CMTA: Good Vetoes in California

By October 21, 2007Global Warming

The California Manufacturers and Technology Association has weighed in on the vetoes issued by Governor Arnold Schwarzenegger at the end of the legislative session. The Governor hit many but certainly not all of the right targets to be killed — legislation that would have increased costs and regulations in the interest of nebulous social goals. California, we remind you, suffers from an exodus of manufacturing jobs.

Schwarzenegger vetoed three bills to establish statutory advantages for building materials and another expanding the list of hazardous materials in electrical equipment. However, he signed a bill establishing a parallel toxic materials inventory — redtape that hits small business the hardest — and a bill that prohibits commercial manufacture, sale or distribution of certain toys and child care products containing phthalates in concentrations exceeding a specified percentage. Junk science wins the day. Here’s the American Chemistry Council’s news release, with Jack Gerard, ACC’s president, saying, “This law is the product of the politics of fear. It is not good science, and it is not good government.”

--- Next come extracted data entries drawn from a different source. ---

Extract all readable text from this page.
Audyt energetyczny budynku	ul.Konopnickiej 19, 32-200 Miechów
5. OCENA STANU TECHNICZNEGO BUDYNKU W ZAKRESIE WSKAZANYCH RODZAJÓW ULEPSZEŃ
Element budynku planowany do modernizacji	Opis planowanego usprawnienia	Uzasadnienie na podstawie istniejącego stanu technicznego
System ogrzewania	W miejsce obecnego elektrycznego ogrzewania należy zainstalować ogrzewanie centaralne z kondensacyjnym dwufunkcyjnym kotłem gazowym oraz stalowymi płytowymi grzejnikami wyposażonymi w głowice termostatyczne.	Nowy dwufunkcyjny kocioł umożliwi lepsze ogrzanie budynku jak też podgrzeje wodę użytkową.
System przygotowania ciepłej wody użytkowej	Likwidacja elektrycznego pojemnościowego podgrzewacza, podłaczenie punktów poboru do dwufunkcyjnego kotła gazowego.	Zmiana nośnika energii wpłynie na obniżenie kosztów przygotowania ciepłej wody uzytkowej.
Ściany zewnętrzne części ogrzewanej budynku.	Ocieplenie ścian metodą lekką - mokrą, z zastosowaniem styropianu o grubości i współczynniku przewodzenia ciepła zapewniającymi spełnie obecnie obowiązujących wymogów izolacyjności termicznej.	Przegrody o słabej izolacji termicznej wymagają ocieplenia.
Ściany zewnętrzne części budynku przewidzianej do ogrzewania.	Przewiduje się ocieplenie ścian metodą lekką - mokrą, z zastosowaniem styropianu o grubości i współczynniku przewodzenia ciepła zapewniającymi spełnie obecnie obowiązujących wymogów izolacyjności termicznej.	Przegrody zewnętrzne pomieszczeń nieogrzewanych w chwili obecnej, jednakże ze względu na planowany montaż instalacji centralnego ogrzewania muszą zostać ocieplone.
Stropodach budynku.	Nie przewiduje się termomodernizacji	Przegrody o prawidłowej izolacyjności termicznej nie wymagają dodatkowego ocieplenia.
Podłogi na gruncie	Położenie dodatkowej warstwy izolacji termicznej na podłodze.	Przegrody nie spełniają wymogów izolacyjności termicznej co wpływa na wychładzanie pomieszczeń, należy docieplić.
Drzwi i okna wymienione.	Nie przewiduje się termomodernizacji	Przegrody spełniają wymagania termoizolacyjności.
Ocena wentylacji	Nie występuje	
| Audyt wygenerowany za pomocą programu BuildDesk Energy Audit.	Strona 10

  • The governor vetoed a bill, AB830, which would have repealed the Corporate Interest Expense Deduction. CMTA’s release is here.
  • Also vetoed was SB 210, a low-carbon fuels standard, i.e., requiring a 10 percent reduction in the carbon content of fuels by 2020. Schwarzenegger said it failed to include market-based responses and could actually hinder introduction of low-carbon-content fuels. CMTA’s statement is here.
  • So on laws that could hinder the day-to-day operation of business, Schwarzenegger generally maintains a reasonable suspicion of additional rules and regulations.

    Unfortunately, all the good Schwarzenegger accrues gets overtaken by the big items, like California’s intention to sue the EPA to force state regulation of carbon dioxide and other greenhouse gas emissions. California wants to carve a mini-nation of its own environmental overkill. What gets killed are manufacturing jobs.